In the case of BitMEX, I believe users received adequate assurance without a third-party auditor. In fact, by running the process, users can ascertain that BitMEX controls a specific amount of BTC and that their account balances are included in the final merkle balance tree, so if enough users run the analysis, you can get reliable assurance that BitMEX is not selectively excluding any liabilities, thereby exaggerating their solvency.
In this case, only BTC is proven in a relatively simple full reserve setup. However, in more complex setups, it may be a fractional reserve model or more bank-like environment, or involve multiple assets, even non-blockchain assets and potential fiat assets, then you will need to involve auditors. Armanino LLP has been conducting PoR programs for years and is an expert in this field.
- I want to adopt PoR; do you have any recommendations?
I recommend updating your legal terms to clarify:
a) The separation of customer deposits and operating capital;
b) The priority of customer deposits in liquidation;
c) Your responsibilities to depositors under your regulatory framework (if any).
As for adopting PoR strategies, I recommend using the merkle method for ongoing, increased auditor, user-verifiable proof of solvency. Point-in-time verification is not enough. I suggest using auditor assistance and proof of liabilities. Currently, well-known firms like Armanino, Mazars, and KPMG provide these auditing/accounting services. I strongly recommend allowing depositors to use the Maxwell/Todd merkle method to verify whether their balances are included in the proof of liabilities.

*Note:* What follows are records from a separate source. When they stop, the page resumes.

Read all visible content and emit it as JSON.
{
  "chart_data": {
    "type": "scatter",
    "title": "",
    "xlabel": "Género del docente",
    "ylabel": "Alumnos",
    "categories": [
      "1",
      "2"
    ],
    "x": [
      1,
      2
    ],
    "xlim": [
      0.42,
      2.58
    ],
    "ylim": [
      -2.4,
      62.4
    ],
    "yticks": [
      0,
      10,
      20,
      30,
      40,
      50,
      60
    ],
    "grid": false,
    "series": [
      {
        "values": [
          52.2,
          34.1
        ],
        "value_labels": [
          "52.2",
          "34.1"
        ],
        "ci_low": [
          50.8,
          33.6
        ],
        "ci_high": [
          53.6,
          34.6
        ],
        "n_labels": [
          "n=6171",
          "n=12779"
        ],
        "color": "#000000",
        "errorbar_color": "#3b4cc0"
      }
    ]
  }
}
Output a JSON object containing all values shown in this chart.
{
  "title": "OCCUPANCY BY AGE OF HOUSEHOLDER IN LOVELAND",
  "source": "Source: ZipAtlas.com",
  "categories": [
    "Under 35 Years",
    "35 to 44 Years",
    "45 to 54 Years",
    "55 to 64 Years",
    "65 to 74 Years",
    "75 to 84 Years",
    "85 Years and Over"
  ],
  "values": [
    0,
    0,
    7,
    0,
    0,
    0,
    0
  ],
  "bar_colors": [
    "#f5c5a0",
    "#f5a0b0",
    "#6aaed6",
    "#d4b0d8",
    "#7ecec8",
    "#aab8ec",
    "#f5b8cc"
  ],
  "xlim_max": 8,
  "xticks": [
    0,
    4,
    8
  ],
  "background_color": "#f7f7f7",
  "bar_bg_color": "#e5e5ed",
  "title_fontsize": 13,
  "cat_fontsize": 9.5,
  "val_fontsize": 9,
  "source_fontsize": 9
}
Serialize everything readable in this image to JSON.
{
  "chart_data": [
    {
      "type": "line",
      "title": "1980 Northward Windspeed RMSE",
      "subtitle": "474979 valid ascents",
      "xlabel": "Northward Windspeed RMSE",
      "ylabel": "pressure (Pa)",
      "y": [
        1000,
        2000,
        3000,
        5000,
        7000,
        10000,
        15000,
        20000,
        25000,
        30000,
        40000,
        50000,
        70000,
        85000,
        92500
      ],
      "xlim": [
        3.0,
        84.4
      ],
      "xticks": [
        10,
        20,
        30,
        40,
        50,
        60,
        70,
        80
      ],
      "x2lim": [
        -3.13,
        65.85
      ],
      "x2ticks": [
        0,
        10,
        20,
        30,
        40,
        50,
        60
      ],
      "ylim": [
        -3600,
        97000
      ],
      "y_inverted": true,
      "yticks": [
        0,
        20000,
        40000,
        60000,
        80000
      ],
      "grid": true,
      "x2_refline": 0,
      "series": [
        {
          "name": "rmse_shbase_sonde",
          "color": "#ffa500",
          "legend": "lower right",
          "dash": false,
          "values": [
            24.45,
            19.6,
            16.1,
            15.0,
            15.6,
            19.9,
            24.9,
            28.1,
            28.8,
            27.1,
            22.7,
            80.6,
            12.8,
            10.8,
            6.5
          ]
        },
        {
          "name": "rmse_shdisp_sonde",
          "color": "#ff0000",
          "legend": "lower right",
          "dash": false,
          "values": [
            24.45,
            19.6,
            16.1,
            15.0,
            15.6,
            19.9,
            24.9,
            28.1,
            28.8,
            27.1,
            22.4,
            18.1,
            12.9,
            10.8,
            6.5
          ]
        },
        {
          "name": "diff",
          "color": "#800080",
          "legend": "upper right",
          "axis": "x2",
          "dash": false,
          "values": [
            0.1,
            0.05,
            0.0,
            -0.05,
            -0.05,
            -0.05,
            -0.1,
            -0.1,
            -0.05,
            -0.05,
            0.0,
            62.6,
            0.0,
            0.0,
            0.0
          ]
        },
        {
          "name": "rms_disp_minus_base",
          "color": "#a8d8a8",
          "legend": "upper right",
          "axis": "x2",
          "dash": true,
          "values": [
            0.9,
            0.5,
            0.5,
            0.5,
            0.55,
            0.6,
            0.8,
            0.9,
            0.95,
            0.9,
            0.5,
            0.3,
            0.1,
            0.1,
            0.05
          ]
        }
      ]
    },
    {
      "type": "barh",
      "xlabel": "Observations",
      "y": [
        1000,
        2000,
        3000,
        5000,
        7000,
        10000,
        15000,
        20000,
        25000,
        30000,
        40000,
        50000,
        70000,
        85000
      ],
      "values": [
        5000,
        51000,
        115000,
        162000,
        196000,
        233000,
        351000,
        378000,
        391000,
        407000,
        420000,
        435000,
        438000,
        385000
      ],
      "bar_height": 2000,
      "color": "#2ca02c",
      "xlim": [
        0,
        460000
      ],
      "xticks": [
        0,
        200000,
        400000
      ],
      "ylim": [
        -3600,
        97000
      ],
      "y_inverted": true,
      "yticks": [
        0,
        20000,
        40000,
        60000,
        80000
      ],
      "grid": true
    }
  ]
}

- Why do I need an auditor or external third-party assistance?
To instill confidence in users about account conditions, it is necessary to hire a trustworthy auditor willing to stake their professional reputation to assess the liability situation.
- Who are the market leaders in the PoR/real-time verification field?
Armanino is the market leader. They have the most professional programs and services in the industry to date, as well as the most active clients in this field. I hereby declare that I have no commercial relationship with them in any form.